Labor Notes
1. Tomorrow Ohio voters go to the polls to decide on the fate of SB-5, the anti-union bill pushed through the Ohio legislature by John Kasich and his Tea=Partying friends. Polls show that it is going to go down to a resounding defeat. However, polls on ballot measures are notoriously unreliable, especially for off-year elections like this one. Both sides are pretty motivated so I’d expect a relatively high turnout for such an election and clearly turnout is going to decide this thing. It’s interesting that Wisconsin was the site of the major protests against anti-union bills, but it’s in Ohio where the successful pushback is likely to happen thanks to the law allowing state voters to turn bills into referendum. In Wisconsin, the chosen fight was the recall elections which did kick two Teabaggers out but kept control of the legislature in Scott Walker’s hands and made the likelihood of a successful recall of Walker less promising. In any case, this will be a big vote. If labor wins, it shows that real momentum in fighting back the class warfare of the Republican Party. A loss would be pretty devastating, emboldening Republicans and showing that labor can’t get the turnout necessary to listen to it.

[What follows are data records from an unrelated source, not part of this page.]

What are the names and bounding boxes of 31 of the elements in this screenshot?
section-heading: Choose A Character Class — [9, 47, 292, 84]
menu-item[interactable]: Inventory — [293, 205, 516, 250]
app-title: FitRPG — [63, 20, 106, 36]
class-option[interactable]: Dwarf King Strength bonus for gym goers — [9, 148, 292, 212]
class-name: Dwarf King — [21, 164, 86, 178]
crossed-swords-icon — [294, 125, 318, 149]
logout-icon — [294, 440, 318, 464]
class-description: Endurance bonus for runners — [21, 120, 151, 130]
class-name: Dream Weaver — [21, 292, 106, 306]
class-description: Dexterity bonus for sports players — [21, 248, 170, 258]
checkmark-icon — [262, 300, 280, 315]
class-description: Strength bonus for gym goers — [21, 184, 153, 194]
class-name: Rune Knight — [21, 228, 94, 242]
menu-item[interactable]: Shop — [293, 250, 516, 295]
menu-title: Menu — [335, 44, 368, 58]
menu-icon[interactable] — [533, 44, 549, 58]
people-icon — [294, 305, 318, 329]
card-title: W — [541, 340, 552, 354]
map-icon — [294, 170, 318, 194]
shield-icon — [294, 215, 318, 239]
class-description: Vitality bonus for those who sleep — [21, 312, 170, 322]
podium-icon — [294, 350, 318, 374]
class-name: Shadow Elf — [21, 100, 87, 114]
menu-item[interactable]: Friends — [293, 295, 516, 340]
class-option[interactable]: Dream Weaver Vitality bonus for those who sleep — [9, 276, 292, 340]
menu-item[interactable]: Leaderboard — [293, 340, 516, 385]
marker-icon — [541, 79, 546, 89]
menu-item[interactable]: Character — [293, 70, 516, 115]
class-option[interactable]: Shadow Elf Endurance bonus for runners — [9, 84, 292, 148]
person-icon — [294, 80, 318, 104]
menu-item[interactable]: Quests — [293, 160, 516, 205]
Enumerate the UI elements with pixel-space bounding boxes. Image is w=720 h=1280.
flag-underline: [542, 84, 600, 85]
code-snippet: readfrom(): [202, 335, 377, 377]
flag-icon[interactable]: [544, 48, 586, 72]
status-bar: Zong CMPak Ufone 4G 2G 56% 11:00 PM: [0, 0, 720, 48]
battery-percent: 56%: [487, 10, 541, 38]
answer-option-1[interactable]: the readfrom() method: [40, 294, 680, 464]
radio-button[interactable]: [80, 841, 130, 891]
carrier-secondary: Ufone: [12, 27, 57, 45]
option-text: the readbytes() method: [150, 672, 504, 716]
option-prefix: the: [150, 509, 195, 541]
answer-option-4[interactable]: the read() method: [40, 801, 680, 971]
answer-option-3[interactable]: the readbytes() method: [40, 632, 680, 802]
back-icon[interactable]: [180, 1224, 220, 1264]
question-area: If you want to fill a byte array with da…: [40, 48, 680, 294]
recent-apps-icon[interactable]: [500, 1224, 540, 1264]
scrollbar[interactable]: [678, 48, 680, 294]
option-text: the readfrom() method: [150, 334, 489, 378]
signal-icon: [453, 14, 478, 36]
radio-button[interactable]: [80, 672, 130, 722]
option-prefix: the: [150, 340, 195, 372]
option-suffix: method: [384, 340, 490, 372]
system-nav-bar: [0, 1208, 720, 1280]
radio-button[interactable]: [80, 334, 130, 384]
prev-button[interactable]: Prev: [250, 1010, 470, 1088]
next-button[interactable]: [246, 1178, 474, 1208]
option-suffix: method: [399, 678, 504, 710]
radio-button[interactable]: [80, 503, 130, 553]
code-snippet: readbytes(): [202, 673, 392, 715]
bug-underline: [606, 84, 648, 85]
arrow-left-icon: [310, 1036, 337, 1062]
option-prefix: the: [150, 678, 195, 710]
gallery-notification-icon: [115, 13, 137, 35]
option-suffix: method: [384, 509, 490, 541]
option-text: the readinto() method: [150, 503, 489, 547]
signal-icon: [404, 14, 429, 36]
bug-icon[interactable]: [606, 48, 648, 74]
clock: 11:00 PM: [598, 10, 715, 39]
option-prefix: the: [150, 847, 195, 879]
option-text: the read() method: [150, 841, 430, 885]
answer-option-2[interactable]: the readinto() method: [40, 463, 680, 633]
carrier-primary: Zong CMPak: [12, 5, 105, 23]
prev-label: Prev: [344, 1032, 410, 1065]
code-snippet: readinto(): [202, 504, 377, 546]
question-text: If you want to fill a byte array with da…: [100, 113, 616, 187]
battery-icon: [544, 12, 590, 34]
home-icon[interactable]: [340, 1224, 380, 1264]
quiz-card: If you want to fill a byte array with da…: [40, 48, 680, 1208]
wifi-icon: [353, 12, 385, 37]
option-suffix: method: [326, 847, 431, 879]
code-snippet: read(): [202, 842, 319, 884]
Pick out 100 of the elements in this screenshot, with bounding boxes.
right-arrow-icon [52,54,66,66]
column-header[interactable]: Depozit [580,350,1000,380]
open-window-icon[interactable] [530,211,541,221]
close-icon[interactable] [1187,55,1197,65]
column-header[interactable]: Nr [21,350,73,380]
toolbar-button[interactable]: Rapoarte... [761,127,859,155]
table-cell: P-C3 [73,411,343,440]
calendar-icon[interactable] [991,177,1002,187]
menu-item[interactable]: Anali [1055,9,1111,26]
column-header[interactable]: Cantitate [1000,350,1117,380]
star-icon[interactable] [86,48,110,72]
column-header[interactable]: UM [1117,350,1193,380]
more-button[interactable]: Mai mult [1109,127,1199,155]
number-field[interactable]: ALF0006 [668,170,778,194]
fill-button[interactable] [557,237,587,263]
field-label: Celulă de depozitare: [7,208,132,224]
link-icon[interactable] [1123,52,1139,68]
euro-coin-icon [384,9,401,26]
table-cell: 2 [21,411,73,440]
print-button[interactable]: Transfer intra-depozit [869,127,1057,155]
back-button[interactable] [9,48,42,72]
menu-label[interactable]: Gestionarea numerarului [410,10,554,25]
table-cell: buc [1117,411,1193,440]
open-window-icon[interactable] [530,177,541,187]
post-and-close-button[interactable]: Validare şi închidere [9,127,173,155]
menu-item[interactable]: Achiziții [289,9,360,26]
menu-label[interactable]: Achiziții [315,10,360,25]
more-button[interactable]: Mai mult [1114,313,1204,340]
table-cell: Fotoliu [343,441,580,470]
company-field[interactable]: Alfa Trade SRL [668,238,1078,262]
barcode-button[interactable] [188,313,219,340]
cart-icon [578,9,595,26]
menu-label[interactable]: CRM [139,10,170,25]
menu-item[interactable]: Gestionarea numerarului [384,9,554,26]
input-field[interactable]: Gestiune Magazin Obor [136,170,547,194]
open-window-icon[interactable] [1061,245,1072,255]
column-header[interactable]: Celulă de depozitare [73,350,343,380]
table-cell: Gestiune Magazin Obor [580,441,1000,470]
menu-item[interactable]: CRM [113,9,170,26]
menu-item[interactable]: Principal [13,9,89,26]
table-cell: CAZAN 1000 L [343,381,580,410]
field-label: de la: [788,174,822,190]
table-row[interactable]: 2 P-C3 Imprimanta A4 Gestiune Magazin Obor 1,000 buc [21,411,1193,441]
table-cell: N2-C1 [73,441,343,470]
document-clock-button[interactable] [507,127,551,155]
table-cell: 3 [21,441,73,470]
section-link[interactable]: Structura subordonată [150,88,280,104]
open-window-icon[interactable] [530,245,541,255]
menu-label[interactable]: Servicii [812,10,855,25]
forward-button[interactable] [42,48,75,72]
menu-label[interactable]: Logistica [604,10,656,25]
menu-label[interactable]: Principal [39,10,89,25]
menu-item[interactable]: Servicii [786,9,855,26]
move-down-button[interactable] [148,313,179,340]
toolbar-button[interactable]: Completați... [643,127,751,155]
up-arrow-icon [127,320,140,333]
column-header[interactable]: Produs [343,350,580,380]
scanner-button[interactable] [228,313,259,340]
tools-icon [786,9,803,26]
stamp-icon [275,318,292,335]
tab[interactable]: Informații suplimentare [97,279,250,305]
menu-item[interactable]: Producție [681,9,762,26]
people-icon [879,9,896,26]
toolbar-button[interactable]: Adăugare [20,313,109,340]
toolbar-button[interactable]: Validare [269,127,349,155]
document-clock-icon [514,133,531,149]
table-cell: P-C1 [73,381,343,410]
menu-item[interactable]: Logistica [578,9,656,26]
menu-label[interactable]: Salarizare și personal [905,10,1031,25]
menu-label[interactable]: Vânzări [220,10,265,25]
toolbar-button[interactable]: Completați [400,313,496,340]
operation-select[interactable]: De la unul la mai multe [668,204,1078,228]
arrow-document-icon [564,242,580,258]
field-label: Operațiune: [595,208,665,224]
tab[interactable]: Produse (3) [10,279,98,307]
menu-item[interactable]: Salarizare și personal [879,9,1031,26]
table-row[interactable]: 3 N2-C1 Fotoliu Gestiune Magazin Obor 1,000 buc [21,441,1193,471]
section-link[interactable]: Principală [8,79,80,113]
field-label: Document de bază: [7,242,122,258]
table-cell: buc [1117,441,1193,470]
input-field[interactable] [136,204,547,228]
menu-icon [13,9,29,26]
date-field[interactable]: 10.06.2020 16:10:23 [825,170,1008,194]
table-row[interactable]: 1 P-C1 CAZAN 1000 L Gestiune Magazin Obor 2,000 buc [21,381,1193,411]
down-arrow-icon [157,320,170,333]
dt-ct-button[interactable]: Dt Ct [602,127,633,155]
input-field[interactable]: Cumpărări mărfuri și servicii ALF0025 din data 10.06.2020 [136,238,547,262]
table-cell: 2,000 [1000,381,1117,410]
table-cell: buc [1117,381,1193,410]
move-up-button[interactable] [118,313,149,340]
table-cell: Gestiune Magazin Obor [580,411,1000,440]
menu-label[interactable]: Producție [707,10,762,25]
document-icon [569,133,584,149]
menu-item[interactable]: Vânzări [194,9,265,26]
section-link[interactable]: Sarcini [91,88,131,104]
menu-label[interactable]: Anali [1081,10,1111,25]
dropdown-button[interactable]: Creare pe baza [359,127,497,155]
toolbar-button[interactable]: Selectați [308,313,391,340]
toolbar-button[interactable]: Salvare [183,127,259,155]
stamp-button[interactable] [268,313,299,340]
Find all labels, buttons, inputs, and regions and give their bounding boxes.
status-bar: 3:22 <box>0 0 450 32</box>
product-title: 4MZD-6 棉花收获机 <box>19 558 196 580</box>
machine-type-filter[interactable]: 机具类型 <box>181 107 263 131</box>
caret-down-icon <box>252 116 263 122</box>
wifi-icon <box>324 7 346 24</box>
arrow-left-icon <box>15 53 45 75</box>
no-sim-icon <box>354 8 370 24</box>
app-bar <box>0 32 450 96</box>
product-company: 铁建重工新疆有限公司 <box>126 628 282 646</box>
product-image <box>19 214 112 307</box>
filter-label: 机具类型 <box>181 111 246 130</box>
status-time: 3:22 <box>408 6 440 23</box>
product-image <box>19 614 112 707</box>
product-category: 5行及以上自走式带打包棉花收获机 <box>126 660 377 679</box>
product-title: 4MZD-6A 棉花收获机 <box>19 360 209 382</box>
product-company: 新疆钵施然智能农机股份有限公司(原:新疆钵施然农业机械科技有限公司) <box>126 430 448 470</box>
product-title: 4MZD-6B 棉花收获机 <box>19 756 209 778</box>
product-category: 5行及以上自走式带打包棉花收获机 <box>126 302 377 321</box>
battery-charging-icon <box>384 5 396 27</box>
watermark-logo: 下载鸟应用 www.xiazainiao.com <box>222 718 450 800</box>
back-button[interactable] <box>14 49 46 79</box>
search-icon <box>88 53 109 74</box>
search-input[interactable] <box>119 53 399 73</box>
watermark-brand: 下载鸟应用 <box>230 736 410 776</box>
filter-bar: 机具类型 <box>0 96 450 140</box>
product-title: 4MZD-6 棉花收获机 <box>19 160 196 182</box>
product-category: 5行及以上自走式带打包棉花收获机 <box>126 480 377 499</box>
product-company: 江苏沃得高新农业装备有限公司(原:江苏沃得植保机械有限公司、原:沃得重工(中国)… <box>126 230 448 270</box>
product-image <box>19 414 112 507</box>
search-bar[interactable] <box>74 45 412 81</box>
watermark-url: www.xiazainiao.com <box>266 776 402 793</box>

2. Employees at a Dodge City, Kansas meatpacking plant have voted to join the United Food and Commercial Workers. This is big news. Meatpackers busted their unions years ago by moving their operations to the rural Plains states and bringing in foreign laborers to toil away from media attention or communities of any size. These plants are extremely dangerous for workers, accidents are common, and death is hardly unknown. Organizers have had to overcome multiple problems, including the little fiefdoms of the packers in these rural communities, the fact that the packers have routinely reported themselves for immigration violations in order to deport workers likely to vote for unions, and a multiplicity of languages. In fact, all literature for the campaign was in English, Spanish, Laotian, and Vietnamese. So this is quite a victory, even if the big battle against National Beef Packing for a contract is forthcoming.
3. Not union-specific, but it’s hardly surprising that young people are growing increasingly desperate given the massively growing wage and asset gap between the old and young. As a person with a net worth well below zero, despite being a college professor in my late 30s, this is very, very frustrating. I’ve made the supposed right decisions, with far greater prospects than my parents ever had. I don’t engage in a lot of frivolous spending (with the exception of making sure I travel somewhere outside the country once a year), and work as hard as I can to not have credit card debt. Nonetheless, I can’t afford even a decent car, not to mention buying a house, saving for retirement outside of what is taken out of my paycheck, or have any kind of savings account. It’s when people realize that playing the game isn’t going to work for them that they start joining movements like Occupy Wall Street.
4. In an all-too-typical story, 60 farmworkers in Washington were stranded in the middle of nowhere when they were bused from Seattle to an farm (an organic farm nonetheless) where they were told they would be paid $25 for 4-5 hours of work, i.e., below the minimum wage. They refused and were left to find their own way back to Seattle. That the farmer works in organics is not surprisingly either. There’s been a lot of tension between farm laborers and organic farmers, particularly over the need for additional hard physical labor to weed ground crops if pesticides are not used. While that’s not the case here, there’s little to no evidence that organic farms treat workers better than conventional farms.
…..Remind me to never bring myself or my life up again in a post. I keep forgetting that the internet is neither a place for subtlety nor for serious discussion about issues. Rather it’s a place to be as big a jerk as possible. As you can tell, I am deeply dismayed that using myself as an example has taken away from the serious issues brought up not only in that link, but the other notes as well.